Another friend down the road: www.freddysfrets.com 

I'm still wondering what would happen if I got caught in a pickslide.


----------



## pickslide (May 9, 2006)

Well, I am talking about people who make guitars for a living, not one offs for a hobby. There are threads on this site that are over 88 pages long, so we could certainly keep a thread going about Canadian guitar builders. Im wondering why nobody else has even posted here? Unless there is already another ongoing guitar builder thread perhaps?


----------



## cheezyridr (Jun 8, 2009)

i know that some of the guys here have amazing talent. i hope someday to own one


----------



## Mooh (Mar 7, 2007)

Lots of mention of Cdn builders on the Montreal Guitar Show threads.

Peace, Mooh.


----------



## Scottone (Feb 10, 2006)

What the hell...I'll start:

Scott Heatley
Brian Monty


----------



## Mooh (Mar 7, 2007)

Doug Harrison (often shown on The 12th Fret site).

Peace, Mooh.


----------



## John Watt (Aug 24, 2010)

I like The 12th Fret. There's something reassuring about it.
It really is like the twelfth fret on the guitar.
You've started out with a low E and hopefully, worked your way up.
And just when you could crash back down, you get lifted up to a higher E,
to the 12th fret. Grant, the owner, even phoned about my mailed in build package.
I was still thinking traditional deliveries, so he explained his mailing procedure,
if I wanted him to send it that day.
It reminded me of when I used to live in Toronto, playing full time.
So I name-dropped right away, asking if he was there when Ron Sexsmith brought me in.


----------



## CocoTone (Jan 22, 2006)

Hank to Hendrix - The Guitar Company

CT.


----------



## John Watt (Aug 24, 2010)

Paul Saunders, international luthier and repair specialist.
61449 Regional Road 27,
Wainfleet (905) 899-2392

Close to Welland, now a Martin associate.

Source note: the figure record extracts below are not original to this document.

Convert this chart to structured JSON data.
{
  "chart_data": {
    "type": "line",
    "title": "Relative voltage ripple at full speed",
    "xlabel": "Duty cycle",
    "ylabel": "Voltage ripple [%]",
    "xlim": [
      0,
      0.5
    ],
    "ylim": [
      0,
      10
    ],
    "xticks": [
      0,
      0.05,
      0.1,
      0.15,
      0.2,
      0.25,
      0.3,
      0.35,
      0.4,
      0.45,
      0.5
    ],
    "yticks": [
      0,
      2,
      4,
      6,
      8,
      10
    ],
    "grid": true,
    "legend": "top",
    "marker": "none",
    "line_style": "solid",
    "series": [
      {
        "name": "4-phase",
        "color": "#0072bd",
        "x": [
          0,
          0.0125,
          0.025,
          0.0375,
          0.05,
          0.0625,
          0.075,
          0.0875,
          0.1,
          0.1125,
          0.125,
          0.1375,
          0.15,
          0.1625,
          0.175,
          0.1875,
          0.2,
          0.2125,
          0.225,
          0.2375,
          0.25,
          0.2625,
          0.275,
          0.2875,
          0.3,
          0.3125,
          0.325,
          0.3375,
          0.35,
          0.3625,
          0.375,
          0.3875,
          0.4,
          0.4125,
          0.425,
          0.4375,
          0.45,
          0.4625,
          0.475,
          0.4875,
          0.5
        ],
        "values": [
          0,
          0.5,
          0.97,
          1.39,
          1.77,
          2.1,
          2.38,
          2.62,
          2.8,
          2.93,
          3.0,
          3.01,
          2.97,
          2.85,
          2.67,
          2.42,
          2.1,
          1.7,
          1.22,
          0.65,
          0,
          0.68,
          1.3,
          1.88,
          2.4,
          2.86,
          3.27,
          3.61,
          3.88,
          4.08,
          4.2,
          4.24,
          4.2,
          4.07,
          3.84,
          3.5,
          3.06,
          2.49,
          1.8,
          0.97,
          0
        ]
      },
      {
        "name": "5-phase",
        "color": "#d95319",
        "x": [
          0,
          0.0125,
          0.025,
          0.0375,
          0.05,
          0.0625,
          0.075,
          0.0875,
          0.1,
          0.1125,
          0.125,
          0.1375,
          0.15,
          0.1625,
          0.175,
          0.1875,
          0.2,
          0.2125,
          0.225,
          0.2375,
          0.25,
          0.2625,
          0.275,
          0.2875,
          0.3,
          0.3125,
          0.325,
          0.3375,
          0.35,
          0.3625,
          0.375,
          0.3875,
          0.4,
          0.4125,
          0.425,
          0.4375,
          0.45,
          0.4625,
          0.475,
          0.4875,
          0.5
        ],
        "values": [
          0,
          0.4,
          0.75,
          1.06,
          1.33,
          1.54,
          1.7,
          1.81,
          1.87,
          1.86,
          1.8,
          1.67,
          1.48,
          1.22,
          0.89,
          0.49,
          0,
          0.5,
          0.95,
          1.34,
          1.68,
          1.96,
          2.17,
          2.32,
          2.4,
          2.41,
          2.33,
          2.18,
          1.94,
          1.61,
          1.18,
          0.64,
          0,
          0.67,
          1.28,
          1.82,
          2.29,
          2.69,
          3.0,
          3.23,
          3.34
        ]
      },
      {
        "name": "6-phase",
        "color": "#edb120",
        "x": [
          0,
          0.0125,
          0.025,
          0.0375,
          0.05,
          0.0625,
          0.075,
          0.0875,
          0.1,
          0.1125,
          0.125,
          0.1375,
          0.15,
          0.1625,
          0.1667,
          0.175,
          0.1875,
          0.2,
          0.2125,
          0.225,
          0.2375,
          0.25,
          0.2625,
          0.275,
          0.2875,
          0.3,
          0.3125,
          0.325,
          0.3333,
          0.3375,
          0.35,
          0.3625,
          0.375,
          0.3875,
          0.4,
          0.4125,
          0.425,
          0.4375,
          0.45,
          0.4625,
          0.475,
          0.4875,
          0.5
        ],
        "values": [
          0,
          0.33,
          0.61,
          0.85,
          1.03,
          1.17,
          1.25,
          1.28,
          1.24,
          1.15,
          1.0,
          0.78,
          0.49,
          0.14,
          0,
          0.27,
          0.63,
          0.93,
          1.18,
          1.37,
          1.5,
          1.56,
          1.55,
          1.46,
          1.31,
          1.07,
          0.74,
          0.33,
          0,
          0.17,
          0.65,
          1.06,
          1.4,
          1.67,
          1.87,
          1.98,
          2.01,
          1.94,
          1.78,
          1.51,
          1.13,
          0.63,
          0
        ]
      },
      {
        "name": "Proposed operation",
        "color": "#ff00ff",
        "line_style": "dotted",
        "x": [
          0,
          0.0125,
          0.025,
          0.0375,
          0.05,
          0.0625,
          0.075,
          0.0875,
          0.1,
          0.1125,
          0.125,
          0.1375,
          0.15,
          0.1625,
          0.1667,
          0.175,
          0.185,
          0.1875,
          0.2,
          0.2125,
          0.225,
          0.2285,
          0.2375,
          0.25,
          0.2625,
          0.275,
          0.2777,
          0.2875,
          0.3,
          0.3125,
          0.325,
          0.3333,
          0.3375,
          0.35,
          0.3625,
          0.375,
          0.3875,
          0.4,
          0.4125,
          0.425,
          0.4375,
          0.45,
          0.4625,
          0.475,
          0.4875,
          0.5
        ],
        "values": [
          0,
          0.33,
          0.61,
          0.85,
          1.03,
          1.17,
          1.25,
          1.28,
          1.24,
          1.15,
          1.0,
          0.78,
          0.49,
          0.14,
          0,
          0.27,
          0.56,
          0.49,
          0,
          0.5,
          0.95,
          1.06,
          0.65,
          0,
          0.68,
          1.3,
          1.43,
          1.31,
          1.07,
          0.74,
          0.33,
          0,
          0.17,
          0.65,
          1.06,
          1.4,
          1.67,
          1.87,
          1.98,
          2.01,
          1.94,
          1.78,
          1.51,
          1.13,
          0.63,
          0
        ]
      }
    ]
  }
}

And I thought I started it by naming my friend and myself.
Sometimes being influential is better than manufacturing.

Calvin Young, custom guitars,
247 Wellington Street, Port Colborne, Ontario.
L3K 2K4 (905) 834-3833


----------



## kat_ (Jan 11, 2007)

Marcus Dominelli from Victoria makes great classical guitars. I've been very tempted by the few I've tried. 

The DeJonge family also makes great classicals, but I haven't had a chance to play any yet. Closer to home there's also Chuck Schifflet. I've played a couple of his classicals and would really like to try some of his other instruments.


----------



## JCJ (Jan 3, 2008)

My main guitar is a Tony Karol bubinga signature....He's also a friend so I hesitate to shill for him too much on here 
Karol Custom Guitars


----------



## LowWatt (Jun 27, 2007)

I still support this idea. Here's the one I started last year : http://www.guitarscanada.com/electric-guitar/26165-official-canadian-guitar-builders-thread.html


----------



## JCJ (Jan 3, 2008)

I really need to pay attention to the Thread folder...thought this was about acoustics. Still, a good thread


----------